Use when skill capabilities match your task, clear ROI on time saved, and you can validate outputs. Best for repetitive tasks, learning, and quality improvement.

✗ Avoid When

Avoid when task requires deep expertise you can't validate, involves sensitive decisions, or when learning process is more valuable than speed of completion.

Learning Path

  1. 1Familiarize yourself with skill capabilities and limitations
  2. 2Start with low-risk, non-critical tasks
  3. 3Progress to more complex and valuable use cases
  4. 4Build expertise through regular use and experimentation

Discussion

Product Hunt–style comments (not star reviews)
  • No comments yet — start the thread.
general reviews

Ratings

4.772 reviews
  • Kabir Kim· Dec 20, 2024

    spm-build-analysis is among the better-maintained entries we tried; worth keeping pinned for repeat workflows.

  • Chaitanya Patil· Dec 16, 2024

    spm-build-analysis has been reliable in day-to-day use. Documentation quality is above average for community skills.

  • Zara Shah· Dec 16, 2024

    Useful defaults in spm-build-analysis — fewer surprises than typical one-off scripts, and it plays nicely with `npx skills` flows.

  • Zara Taylor· Dec 12, 2024

    Useful defaults in spm-build-analysis — fewer surprises than typical one-off scripts, and it plays nicely with `npx skills` flows.

  • Omar White· Dec 12, 2024

    I recommend spm-build-analysis for anyone iterating fast on agent tooling; clear intent and a small, reviewable surface area.

  • Soo Choi· Dec 8, 2024

    We added spm-build-analysis from the explainx registry; install was straightforward and the SKILL.md answered most questions upfront.

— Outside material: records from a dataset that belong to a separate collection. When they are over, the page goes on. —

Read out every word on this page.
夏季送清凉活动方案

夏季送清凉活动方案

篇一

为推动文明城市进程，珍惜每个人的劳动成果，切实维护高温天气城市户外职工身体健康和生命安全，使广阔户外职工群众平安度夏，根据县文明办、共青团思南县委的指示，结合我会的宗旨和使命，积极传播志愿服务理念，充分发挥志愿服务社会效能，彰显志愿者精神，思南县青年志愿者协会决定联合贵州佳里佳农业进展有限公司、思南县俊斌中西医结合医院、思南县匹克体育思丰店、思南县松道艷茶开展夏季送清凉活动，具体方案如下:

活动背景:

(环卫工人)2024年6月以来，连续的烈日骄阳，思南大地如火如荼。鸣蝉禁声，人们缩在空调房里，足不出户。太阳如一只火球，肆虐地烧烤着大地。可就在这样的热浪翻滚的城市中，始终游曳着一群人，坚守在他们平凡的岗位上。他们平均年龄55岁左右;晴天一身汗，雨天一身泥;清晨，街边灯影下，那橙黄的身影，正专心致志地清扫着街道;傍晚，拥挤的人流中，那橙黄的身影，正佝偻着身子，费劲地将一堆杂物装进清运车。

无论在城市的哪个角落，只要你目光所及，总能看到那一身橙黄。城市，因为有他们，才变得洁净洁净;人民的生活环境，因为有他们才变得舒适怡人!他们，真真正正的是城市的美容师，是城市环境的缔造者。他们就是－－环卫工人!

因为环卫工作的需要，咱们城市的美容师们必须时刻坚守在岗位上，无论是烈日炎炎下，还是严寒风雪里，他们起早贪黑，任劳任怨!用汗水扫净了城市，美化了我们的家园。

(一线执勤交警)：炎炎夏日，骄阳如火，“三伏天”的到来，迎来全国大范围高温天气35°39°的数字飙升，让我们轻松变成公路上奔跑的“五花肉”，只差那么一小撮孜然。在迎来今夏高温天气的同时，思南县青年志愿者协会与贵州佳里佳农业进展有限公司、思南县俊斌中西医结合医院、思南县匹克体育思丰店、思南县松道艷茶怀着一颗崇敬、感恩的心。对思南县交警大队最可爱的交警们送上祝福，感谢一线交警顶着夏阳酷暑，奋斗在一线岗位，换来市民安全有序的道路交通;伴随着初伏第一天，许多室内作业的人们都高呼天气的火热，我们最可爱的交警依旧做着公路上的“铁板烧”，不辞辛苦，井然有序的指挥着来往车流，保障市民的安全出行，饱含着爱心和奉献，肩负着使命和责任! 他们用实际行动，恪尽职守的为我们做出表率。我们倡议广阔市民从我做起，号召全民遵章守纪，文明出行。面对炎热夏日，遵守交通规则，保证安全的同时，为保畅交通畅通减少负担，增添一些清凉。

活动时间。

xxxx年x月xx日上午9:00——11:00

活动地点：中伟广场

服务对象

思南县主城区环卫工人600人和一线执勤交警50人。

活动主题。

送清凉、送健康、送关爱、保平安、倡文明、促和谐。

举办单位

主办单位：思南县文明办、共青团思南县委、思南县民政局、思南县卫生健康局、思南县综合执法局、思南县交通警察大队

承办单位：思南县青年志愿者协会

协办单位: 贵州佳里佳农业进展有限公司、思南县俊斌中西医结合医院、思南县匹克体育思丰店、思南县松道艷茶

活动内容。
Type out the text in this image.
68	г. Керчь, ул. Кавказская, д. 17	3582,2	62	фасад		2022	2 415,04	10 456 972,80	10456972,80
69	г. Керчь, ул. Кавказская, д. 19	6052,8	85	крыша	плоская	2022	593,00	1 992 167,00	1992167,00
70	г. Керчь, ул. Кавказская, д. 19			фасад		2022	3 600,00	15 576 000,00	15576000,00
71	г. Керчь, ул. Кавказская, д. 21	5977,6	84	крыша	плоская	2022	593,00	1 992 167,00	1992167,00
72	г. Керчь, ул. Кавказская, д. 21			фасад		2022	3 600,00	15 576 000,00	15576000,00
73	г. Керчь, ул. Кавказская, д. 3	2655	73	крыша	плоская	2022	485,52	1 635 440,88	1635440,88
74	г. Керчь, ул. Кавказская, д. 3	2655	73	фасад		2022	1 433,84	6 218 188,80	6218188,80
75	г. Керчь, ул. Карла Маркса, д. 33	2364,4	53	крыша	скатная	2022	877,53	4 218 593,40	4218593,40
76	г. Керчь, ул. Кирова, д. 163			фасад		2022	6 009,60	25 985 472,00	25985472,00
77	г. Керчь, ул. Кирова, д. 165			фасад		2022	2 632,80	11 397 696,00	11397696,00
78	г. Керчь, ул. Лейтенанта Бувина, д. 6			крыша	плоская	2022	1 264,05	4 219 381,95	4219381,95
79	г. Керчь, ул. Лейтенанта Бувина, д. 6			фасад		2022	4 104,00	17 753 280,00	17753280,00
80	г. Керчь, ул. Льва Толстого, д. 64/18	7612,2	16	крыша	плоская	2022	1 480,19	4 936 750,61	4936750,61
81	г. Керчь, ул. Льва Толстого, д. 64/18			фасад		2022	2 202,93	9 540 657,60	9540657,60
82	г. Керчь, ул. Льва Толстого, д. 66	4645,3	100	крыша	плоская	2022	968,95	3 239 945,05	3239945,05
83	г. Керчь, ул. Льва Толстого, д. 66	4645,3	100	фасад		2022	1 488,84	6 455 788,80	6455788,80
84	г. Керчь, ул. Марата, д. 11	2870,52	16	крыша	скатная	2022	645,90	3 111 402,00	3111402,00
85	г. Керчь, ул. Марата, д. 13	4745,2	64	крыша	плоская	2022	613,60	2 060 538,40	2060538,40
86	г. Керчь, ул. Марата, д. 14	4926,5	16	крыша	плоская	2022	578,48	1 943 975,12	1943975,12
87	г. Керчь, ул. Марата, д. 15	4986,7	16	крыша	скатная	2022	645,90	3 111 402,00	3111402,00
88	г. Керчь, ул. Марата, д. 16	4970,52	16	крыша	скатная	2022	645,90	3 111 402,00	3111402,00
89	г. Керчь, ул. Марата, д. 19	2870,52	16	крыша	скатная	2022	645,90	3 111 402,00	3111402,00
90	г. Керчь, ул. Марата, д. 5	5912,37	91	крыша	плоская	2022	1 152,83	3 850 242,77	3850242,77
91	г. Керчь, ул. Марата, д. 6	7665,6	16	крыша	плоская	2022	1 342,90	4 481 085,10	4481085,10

  • Isabella Reddy· Nov 27, 2024

    Useful defaults in spm-build-analysis — fewer surprises than typical one-off scripts, and it plays nicely with `npx skills` flows.

  • Kabir Flores· Nov 11, 2024

    Keeps context tight: spm-build-analysis is the kind of skill you can hand to a new teammate without a long onboarding doc.

  • Piyush G· Nov 7, 2024

    Solid pick for teams standardizing on skills: spm-build-analysis is focused, and the summary matches what you get after install.

  • Lucas Martin· Nov 3, 2024

    We added spm-build-analysis from the explainx registry; install was straightforward and the SKILL.md answered most questions upfront.